The Friday before the incident, Unicoi County Middle School received a visit from the Tennessee Department of Health, which inspects each school twice a year. Unicoi County Middle School was awarded a health score of 98, losing two points due to the location where a spray nozzle on the hose of the dishwasher was stored.
“We feel like that speaks to the quality of our food service, not these isolated incidents,” said English. “I don’t think it was negligence at all on the food workers part.”
English added that to his knowledge only a very small number of muffins were affected, and the schools are still finding ways to combat potential issues with food distributors, such as carefully inspecting each food item.
“We had 453 kids we fed that morning,” said Maggie Fair, food service supervisor for Unicoi County Schools. “The only ones we got back were from seventh grade, so evidently it was just one case.”
As two cafeteria workers served the students, Fair said the mold could have easily gone undetected, not only due to the large volume of students being served, but also because the muffins were chocolate chip muffins that possibly didn’t show the discoloration very distinctly.
According to Fair, 75 percent of the food served at Unicoi County schools comes from a vendor or distributor and 25 percent is cooked in-house.
“We probably have one or two menu items a week that we make like tacos, spaghetti or chicken casserole … so there’s really not a lot,” Fair said. “Most of it is just we heat and serve. We work really hard and we put out close to 1,000 meals a day at the middle school between breakfast and lunch.”
Since the incident occurred, Fair has met with all cafeteria managers to reiterate the importance of trying to thoroughly inspect any food supplied by vendors in the future. She said from now on workers are now snapshotting and filing expiration dates of all pre-packaged food items.
“As difficult as it may be, we’re looking at trying to make sure we have some kind of look at all pre-packaged items we serve,” said English.
The Sky Blue company has reportedly apologized and reimbursed the school system for the muffins because the package indicated they were well within the expiration date.
“We’re getting financial credit back for the product, but the damage has still been done,” said Fair.
Sky Blue is one of several distributors used by the Unicoi County School System, which is in a buying group with 14 other counties in East Tennessee, all of which supply their school cafeterias with food from the same vendors.
“It’s not just our system,” Fair said. “We have to go by bids and they have to meet special specifications. We also have to meet guidelines, for instance, all of our grains have to be 50 percent whole grain.”
Based on state and federal regulations, the schools are required to meet specific standards for the amount of fruit, vegetables, legumes, grains, starches, milk and meat served for each student.
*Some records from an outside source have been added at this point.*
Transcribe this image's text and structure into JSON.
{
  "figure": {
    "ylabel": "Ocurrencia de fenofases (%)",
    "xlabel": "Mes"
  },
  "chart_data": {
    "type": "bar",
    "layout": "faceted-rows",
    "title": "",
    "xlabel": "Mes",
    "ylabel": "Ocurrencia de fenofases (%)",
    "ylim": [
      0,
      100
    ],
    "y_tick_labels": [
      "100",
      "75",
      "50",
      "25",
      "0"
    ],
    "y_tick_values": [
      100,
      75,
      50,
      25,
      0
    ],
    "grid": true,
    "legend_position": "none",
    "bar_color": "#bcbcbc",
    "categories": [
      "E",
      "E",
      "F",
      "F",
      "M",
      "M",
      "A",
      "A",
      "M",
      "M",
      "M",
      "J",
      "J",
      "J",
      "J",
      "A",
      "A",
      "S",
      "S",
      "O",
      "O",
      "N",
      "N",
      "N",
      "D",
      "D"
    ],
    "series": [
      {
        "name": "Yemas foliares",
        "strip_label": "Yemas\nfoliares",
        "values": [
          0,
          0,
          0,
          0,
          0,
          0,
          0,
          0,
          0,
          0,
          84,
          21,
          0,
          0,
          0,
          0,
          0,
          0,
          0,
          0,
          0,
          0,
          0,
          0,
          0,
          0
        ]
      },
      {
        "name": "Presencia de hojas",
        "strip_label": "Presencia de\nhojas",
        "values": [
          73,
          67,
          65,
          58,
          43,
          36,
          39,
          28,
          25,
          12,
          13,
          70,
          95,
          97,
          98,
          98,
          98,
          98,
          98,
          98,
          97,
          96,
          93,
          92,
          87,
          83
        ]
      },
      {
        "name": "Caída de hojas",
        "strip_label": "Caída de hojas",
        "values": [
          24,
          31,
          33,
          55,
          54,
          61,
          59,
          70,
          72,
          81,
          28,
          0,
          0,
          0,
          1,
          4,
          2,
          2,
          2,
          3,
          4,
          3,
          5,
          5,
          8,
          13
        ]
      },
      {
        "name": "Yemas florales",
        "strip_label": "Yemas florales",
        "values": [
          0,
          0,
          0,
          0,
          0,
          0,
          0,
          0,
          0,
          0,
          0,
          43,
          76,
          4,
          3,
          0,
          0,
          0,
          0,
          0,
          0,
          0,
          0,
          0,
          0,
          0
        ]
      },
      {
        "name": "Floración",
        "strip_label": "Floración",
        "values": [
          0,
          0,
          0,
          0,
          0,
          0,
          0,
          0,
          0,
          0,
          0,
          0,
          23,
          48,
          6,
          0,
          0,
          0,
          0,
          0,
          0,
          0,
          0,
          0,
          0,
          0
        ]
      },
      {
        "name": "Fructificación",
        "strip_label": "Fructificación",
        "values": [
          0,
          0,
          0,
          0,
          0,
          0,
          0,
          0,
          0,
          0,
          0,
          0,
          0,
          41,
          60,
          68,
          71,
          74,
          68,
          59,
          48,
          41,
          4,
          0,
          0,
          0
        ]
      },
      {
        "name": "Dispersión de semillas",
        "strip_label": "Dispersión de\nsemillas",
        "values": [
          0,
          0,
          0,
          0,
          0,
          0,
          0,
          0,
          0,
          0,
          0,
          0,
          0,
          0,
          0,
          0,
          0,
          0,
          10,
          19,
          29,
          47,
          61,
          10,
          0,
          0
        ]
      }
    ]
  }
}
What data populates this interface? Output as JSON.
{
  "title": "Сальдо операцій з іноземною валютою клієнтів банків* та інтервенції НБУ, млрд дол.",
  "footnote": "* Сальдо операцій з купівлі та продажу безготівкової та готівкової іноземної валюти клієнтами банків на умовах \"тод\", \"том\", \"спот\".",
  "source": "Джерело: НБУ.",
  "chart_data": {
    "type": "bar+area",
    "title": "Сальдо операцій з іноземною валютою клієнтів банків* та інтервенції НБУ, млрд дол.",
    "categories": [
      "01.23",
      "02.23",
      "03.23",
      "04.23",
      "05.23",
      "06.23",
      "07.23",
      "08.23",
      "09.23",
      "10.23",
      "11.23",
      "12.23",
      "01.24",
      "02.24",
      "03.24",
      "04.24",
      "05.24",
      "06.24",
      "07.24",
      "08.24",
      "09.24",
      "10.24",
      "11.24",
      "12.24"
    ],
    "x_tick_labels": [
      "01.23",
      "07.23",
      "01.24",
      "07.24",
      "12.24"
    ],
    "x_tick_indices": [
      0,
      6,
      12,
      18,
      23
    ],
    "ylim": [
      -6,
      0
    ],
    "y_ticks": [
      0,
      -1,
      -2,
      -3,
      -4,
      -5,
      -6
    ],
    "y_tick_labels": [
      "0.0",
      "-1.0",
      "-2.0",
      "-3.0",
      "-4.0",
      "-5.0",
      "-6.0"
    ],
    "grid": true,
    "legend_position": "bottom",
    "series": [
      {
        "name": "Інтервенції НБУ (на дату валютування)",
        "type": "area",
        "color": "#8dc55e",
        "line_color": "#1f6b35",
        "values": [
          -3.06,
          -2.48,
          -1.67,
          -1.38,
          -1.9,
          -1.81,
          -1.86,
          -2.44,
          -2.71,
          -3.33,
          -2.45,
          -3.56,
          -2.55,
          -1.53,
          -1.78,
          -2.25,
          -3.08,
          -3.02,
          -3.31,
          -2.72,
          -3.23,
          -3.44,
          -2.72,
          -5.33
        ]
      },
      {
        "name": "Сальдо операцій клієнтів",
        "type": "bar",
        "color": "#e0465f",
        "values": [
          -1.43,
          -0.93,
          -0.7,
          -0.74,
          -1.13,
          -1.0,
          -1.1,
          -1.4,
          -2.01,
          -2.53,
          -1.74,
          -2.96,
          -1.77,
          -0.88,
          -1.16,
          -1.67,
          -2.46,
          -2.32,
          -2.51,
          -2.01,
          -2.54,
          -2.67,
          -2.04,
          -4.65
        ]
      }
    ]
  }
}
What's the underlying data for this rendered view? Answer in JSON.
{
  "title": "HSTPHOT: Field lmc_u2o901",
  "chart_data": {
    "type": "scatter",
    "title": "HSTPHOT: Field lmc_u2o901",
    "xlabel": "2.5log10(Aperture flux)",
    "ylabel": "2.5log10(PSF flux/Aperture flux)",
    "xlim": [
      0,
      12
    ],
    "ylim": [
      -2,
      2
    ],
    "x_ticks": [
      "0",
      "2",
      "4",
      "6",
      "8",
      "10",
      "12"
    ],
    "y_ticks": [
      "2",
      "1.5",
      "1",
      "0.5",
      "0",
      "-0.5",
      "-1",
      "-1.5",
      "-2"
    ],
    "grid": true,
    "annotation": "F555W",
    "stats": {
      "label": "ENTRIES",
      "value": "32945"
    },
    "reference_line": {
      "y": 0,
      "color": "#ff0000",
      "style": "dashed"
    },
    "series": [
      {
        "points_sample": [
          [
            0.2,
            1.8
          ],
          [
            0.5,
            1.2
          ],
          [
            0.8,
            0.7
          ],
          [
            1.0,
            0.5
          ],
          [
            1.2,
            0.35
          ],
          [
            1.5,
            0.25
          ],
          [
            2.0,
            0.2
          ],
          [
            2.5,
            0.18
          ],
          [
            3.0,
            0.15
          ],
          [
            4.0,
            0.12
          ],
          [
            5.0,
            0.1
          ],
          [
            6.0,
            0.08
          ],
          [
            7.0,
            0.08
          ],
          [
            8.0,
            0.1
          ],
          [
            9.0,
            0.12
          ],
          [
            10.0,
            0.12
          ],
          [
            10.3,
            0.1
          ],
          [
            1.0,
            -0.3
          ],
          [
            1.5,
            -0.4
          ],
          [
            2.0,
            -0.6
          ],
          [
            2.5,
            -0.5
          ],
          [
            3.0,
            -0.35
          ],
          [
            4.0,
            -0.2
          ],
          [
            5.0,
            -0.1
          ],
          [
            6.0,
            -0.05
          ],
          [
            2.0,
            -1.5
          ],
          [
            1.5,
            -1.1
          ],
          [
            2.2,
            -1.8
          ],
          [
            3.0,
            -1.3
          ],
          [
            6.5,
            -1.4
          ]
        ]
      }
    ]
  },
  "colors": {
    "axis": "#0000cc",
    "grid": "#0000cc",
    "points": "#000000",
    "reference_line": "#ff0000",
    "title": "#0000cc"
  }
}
For example, for grades sixth through eighth, students must be served at least five cups of fruit during breakfast throughout the week and almost four cups of vegetables during lunch throughout the week.
Aside from the recent 98 health score rating for the middle school, Unicoi County High School received a 99 health score in February, Temple Hill Elementary School received a 100 in March, Rock Creek Elementary School received a 100 in March, Love Chapel Elementary School received a 100 last September and Unicoi Elementary School received a 100 last August.
“I would put my kitchens up against any restaurant in the Tri-Cities,” said Fair.